1. Wealth preservation – minimize risk in an expected downturn
2. Improve yield with a big upside like technology to balance conservative portfolios
3. Move an average of 30% of AUM to uncorrelated alternative assets
4. Preferably include a social impact component
With global uncertainty on the rise and low interest expected to continue, we know that hundreds of billions per year will be moved from traditional assets to some form of alternative asset. Many investment managers are frustrated with the relative lack of choices and or access to high-performing funds.
Imperfect Market Supply
Fascination with unicorns and late-stage tech companies has led some investment firms to raise funds of unprecedented size. As a result, investment managers have focused on more mature technology companies to efficiently draw down limited partner commitments and capture a piece of hot deals. However, the events of 2019-2020 have called this strategy into question - best represented by stumbles at Uber and WeWork in Softbank’s $100 billion Vision Fund and the fallout from Covid-19. Although these transactions have garnered most attention, there is a systemic market dysfunction far more pervasive.
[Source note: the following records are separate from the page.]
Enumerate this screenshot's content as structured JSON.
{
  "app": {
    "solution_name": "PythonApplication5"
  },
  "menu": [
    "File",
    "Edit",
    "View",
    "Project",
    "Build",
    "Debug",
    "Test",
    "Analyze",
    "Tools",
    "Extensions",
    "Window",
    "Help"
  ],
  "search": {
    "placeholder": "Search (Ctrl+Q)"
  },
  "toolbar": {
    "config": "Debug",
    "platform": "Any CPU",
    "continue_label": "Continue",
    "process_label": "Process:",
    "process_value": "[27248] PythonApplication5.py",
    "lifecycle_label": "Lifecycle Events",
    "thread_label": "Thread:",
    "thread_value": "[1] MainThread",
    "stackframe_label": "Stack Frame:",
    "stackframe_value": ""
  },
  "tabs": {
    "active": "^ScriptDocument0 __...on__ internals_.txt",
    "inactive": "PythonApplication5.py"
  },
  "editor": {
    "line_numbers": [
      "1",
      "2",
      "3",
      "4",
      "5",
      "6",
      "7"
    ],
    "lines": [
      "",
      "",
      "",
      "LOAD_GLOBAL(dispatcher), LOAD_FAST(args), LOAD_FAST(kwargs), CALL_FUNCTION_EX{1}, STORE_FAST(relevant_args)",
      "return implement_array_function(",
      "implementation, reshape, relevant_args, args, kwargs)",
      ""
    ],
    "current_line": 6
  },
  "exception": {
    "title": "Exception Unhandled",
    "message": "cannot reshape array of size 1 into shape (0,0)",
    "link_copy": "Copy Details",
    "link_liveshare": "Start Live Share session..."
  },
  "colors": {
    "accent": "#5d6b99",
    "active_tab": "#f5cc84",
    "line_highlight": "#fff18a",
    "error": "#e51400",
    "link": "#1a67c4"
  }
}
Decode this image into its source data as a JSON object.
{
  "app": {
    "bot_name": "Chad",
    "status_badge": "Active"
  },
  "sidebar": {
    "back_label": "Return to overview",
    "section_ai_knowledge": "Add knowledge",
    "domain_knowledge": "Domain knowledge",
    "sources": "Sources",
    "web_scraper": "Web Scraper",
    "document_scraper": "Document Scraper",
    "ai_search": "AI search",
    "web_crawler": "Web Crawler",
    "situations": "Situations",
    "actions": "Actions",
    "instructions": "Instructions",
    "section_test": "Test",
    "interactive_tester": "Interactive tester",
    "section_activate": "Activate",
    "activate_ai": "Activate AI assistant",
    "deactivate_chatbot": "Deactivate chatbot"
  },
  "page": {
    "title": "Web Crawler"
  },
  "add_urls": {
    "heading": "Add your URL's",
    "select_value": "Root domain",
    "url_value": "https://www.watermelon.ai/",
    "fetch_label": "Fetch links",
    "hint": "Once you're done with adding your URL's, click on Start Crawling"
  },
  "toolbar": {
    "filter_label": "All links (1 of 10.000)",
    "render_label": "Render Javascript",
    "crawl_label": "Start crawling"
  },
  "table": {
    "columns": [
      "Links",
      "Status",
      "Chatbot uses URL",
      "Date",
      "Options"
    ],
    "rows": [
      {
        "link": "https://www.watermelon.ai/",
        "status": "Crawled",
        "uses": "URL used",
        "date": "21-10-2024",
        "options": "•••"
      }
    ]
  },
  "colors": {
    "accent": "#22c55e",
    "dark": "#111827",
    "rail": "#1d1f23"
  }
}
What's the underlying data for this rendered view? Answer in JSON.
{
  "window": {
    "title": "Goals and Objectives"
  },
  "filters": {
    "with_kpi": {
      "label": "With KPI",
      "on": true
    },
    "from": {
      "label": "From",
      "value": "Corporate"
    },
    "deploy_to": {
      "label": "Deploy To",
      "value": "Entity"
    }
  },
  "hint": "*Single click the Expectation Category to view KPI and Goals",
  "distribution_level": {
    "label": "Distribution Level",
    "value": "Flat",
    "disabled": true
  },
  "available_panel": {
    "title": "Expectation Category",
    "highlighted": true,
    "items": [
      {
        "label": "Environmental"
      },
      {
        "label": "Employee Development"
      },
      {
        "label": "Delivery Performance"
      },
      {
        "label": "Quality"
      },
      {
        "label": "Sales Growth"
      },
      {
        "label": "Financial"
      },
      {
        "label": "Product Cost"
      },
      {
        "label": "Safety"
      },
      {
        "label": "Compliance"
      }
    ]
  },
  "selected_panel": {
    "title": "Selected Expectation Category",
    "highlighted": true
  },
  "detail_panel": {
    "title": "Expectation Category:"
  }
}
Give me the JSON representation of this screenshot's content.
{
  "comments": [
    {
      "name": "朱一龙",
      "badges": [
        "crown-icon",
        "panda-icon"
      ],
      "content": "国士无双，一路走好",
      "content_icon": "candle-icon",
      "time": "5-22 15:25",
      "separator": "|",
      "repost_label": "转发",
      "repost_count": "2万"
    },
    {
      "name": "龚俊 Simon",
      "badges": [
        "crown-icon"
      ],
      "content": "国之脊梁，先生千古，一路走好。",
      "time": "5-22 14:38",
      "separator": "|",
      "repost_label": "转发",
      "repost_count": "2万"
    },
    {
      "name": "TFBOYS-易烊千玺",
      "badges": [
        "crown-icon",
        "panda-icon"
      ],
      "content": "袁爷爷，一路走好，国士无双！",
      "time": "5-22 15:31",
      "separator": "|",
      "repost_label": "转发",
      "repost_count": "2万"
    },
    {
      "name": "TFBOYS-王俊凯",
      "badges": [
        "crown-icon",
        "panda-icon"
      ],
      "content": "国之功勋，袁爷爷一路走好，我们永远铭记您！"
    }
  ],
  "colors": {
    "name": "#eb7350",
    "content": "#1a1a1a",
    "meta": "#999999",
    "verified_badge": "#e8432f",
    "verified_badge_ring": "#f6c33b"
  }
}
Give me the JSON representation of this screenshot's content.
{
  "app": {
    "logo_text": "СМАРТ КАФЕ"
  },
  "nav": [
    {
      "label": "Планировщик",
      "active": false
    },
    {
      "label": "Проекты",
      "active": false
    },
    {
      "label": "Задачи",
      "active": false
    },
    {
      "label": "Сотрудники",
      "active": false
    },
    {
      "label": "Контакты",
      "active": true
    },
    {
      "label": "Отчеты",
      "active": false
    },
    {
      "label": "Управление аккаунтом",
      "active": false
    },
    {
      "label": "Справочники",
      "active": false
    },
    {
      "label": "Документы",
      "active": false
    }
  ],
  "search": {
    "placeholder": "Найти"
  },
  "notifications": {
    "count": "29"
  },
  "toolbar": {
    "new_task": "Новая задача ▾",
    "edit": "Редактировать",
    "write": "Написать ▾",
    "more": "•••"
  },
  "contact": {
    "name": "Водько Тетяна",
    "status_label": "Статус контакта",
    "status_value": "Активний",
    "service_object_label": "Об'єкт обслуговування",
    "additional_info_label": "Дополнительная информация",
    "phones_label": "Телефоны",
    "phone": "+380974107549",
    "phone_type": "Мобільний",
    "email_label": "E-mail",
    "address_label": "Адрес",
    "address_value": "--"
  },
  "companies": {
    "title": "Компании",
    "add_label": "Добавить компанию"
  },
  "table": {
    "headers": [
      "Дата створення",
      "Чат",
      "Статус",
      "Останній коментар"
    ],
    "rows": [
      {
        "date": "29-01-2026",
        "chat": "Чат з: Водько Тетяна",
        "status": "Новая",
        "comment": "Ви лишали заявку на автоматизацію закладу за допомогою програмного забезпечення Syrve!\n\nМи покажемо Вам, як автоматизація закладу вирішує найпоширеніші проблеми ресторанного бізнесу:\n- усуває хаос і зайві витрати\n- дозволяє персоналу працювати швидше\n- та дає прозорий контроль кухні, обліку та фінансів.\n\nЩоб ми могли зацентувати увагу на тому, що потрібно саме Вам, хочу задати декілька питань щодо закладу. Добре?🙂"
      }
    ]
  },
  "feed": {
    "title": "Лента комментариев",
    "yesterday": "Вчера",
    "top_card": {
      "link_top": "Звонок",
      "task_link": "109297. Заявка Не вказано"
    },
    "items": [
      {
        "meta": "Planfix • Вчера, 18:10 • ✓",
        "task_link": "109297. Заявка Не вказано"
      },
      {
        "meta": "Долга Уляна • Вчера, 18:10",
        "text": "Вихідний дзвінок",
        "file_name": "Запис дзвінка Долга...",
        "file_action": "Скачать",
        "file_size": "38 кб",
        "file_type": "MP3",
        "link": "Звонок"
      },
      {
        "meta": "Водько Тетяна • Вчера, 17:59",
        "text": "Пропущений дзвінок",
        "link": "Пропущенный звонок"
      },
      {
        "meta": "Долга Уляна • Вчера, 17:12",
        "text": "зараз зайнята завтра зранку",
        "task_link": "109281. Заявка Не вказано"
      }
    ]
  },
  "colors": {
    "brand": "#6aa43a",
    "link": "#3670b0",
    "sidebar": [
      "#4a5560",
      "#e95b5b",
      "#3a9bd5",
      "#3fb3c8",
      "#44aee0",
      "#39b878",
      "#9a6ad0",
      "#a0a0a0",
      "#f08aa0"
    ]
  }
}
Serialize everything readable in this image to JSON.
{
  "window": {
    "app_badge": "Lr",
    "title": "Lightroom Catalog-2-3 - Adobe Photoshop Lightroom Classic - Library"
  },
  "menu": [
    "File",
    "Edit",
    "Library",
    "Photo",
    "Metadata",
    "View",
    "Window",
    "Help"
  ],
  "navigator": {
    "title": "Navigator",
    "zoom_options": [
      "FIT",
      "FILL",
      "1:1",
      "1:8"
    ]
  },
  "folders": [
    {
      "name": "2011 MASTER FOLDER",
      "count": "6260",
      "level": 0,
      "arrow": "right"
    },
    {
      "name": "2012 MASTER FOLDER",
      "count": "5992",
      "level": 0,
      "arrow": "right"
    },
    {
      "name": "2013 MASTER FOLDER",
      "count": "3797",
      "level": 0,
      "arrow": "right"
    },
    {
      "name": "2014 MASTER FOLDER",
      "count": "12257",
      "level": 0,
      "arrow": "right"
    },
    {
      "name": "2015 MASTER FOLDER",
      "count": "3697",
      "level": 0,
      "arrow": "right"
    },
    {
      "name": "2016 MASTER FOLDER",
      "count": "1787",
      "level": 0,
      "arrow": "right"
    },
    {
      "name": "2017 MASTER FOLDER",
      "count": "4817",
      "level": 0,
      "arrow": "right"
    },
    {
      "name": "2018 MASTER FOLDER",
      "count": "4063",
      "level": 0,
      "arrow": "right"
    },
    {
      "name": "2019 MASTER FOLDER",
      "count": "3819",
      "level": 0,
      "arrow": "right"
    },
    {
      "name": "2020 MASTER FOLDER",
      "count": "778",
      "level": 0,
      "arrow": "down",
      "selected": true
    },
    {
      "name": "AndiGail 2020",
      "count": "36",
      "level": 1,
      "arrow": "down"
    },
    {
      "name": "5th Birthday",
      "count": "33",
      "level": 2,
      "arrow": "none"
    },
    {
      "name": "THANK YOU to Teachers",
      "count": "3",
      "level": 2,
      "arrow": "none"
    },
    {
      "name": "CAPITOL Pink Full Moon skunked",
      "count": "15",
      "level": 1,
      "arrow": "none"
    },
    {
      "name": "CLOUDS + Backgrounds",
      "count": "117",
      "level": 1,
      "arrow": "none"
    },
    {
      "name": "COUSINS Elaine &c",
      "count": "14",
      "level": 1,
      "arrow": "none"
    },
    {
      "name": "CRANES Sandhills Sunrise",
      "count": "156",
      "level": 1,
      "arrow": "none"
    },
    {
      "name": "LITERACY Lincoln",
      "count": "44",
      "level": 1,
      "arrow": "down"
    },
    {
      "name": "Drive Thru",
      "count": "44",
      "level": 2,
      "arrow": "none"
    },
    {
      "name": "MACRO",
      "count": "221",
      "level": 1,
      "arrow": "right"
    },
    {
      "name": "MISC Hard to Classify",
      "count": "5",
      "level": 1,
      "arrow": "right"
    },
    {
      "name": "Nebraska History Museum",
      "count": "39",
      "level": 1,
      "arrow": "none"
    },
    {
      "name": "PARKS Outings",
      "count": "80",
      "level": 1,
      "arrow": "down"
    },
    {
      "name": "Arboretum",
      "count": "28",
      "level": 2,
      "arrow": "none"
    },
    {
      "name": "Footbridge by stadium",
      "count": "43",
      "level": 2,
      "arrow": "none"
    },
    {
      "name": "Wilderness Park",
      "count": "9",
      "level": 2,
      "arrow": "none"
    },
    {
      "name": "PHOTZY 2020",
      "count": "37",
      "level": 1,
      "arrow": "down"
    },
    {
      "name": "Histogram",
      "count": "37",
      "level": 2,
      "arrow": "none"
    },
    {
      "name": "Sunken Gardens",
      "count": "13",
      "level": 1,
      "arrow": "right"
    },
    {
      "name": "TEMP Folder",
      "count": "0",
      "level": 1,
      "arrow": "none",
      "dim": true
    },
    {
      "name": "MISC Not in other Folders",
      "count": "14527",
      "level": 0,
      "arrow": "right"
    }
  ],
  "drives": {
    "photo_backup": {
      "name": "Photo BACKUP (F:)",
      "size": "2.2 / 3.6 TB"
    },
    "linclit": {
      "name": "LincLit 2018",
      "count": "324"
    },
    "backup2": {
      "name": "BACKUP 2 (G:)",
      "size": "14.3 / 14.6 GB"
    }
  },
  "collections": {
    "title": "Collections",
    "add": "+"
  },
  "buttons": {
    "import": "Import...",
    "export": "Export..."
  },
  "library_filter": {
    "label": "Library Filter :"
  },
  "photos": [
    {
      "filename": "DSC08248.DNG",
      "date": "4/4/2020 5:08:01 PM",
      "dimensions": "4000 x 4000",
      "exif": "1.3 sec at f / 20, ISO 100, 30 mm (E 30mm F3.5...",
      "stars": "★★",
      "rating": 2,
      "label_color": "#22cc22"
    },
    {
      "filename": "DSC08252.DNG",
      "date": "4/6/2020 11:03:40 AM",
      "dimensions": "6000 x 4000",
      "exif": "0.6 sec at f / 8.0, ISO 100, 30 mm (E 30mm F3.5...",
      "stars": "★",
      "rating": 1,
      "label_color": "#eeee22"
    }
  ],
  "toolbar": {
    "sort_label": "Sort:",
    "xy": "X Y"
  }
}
Startups continue to fail at a rate of 90 percent. In the US alone, this means that more than 40,000 companies fail per year, destroying $50 billion in wealth and at least 250,000 jobs! Meanwhile, dramatic improvements have been achieved by organizations like Founders Fund, 500 Startups and Y-combinator where intensive support and mentoring have dropped the failure rate by 30% with average returns in excess of 5x. Unfortunately, this hands-on, boot-camp model is not scalable enough to address more than a fraction of startups that need support. The aftershock of COVID-19 is likely to exacerbate this market weakness.
New Product with Unique Solution
This presents a unique opportunity for a new financial product that addresses these market dynamics. Our research concluded that more than half of the causes of failure can be mitigated in a low-cost manner using modern digital tools combined with best practices.
Early stage companies are more flexible and capable of implementing a de-risking framework along the lines of Six Sigma programs long used in fields such as aerospace. Managing the portfolio in this manner is both efficient and scalable. We employ quantitative methodologies similar to what made Jim Simons’ Medallion Fund (Renaissance) the best performing in history (60% annual returns).
Large Opportunity
Crucible acts as a strategic partner to traditional VC and PE funds that need access to a quality pipeline of post-Series B deals due to the need to quickly deploy limited partner commitments. Crucible Fund I aims to raise $1 billion dollars to invest in a large number of early-stage companies.
Market research indicates strong international interest for a financial product that offers the rigorous controls found in a private equity fund but with a low cost infrastructure to capture a large volume of early stage companies. This unique approach offers the potential both for optimal yields and a statistically higher probability of owning unicorns. Crucible provides investors, partners and governments the opportunity to participate in a venture with triple bottom line focus that increases yields, innovation and job creation.